Si ce délai est expiré, il vous faudra alors attendre la réception de l’amende majorée qui vous sera envoyée sous 3 à 6 mois. A partir de la date de réception de celle-ci, le nouveau délai de contestation sera alors porté à 30 jours calendaires à compter de sa date d’envoi.

Je suis un salarié dénoncé, cela change-t-il quelque-chose ?

Oui, si vous êtes un salarié dénoncé par votre employeur vous pourrez échapper au retrait de point(s) et en plus, car vous n’êtes pas le titulaire du véhicule, vous n’aurez pas à payer le montant de l’amende.

Je représente une entreprise, cela change-t-il quelque-chose ?

Oui, car depuis le 1er janvier 2017, les personnes morales doivent obligatoirement dénoncer le salarié conducteur à l’origine de l’infraction au code de la route relevée par un radar automatique ou par vidéo-verbalisation.

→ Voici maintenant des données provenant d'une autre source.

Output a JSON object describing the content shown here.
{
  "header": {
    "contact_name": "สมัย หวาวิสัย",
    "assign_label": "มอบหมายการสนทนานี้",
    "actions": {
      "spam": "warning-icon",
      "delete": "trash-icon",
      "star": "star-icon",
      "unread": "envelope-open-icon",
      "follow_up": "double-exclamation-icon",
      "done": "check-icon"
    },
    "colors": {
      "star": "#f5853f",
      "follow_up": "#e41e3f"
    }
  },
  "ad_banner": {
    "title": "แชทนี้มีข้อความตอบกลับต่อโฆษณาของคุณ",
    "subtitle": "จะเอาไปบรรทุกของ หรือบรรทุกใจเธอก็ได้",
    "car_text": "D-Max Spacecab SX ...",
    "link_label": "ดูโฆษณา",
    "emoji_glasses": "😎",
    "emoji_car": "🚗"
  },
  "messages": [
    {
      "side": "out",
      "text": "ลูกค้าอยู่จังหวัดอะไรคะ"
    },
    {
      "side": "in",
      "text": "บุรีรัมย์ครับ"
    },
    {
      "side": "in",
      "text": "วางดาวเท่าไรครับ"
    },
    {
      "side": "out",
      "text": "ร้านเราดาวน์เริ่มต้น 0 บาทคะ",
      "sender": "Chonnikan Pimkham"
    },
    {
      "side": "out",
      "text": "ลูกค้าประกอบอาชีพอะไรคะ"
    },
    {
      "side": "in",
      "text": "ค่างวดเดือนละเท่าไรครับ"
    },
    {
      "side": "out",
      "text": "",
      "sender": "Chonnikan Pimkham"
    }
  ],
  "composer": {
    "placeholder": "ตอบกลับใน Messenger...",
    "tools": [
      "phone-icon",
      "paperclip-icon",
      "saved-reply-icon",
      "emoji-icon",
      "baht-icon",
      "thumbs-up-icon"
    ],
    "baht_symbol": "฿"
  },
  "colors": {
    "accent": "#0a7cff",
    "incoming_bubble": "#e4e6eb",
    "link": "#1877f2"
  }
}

Faute de quoi, elles s’exposent à l’établissement d’une nouvelle contravention pour non désignation du conducteur dont les montants varient de 450€ à 675€ puis 1875€.

Cependant, en l’absence d’identification formelle du conducteur, votre société peut toujours contester l’avis de contravention. Cela lui permettra d’échapper aux poursuites pour non désignation du conducteur et au retrait de points. Seul le montant de l’amende devant alors être consigné.

J'ai reçu une amende majorée, ma contestation est-elle valable ?

Oui, votre contestation est tout aussi valable. Par contre, comme dans le cas d’une amende non majorée, vous aurez tout de même à régler le montant de l’amende, majoré cette fois-ci, en le consignant. Seul le retrait de point(s) pourra être annulé.

Quel est le délai de la procédure de contestation ?

Dès réception de votre contestation, celle-ci est transmise par nos services sous 24 heures ouvrées à l’Agence Nationale de Traitement Automatisée des Infractions. Elle sera ensuite transmise par celle-ci auprès de la juridiction de proximité compétente sous 3 mois. L’Officier du Ministère Public statuera finalement sur votre contestation sous un délai maximum de 12 mois.

Quoiqu’il en soit, la procédure de contestation enclenche la suspension immédiate de votre retrait de point(s). Vous ne pourrez donc perdre vos points qu’à l’issue finale de la procédure en cas d’échec de votre contestation.

Comment connaître le statut de la procédure ?

Vous recevrez la décision de l’Officier du Ministère Public par courrier dans un délai maximum de 12 mois après la date de contestation.

Entre temps, vous pourrez suivre le stade de votre contestation sur le site de l’ANTAI (cliquer-ici) en saisissant les informations de votre avis de contravention. Votre dossier sera accessible sur ce site dans un délai de 24 heures à 30 jours suivant la date de votre contestation.

Devrais-je me rendre au tribunal ?

Durant la procédure de révision de votre contestation, il est possible (mais très rare) que l’Officier du Ministère Public vous convoque au tribunal pour vous entendre. Il vous sera alors demandé si vous étiez le conducteur du véhicule au moment des faits, ce que vous n’étiez pas, et dans ce cas, l’identité du conducteur réel. Vous pouvez bien entendu ne pas avoir connaissance de cette information et être dans l’incapacité de pouvoir dénoncer une personne.

Puis-je contester moi-même mon infraction ?

Oui vous le pouvez tout à fait. Toutefois, vos chances d’aboutir seront beaucoup plus faibles qu’en utilisant Radar Assistance, car des termes et une procédure spécifiques doivent être employés afin d’obtenir l’annulation du retrait de point(s) avec le plus de chances de succès. Votre contestation ne peut être envoyée qu’une seule fois, il faut donc qu’elle soit rédigée dans la plus grande précision juridique et avec le formalisme attendu par l’administration, ce que vous permet Radar Assistance.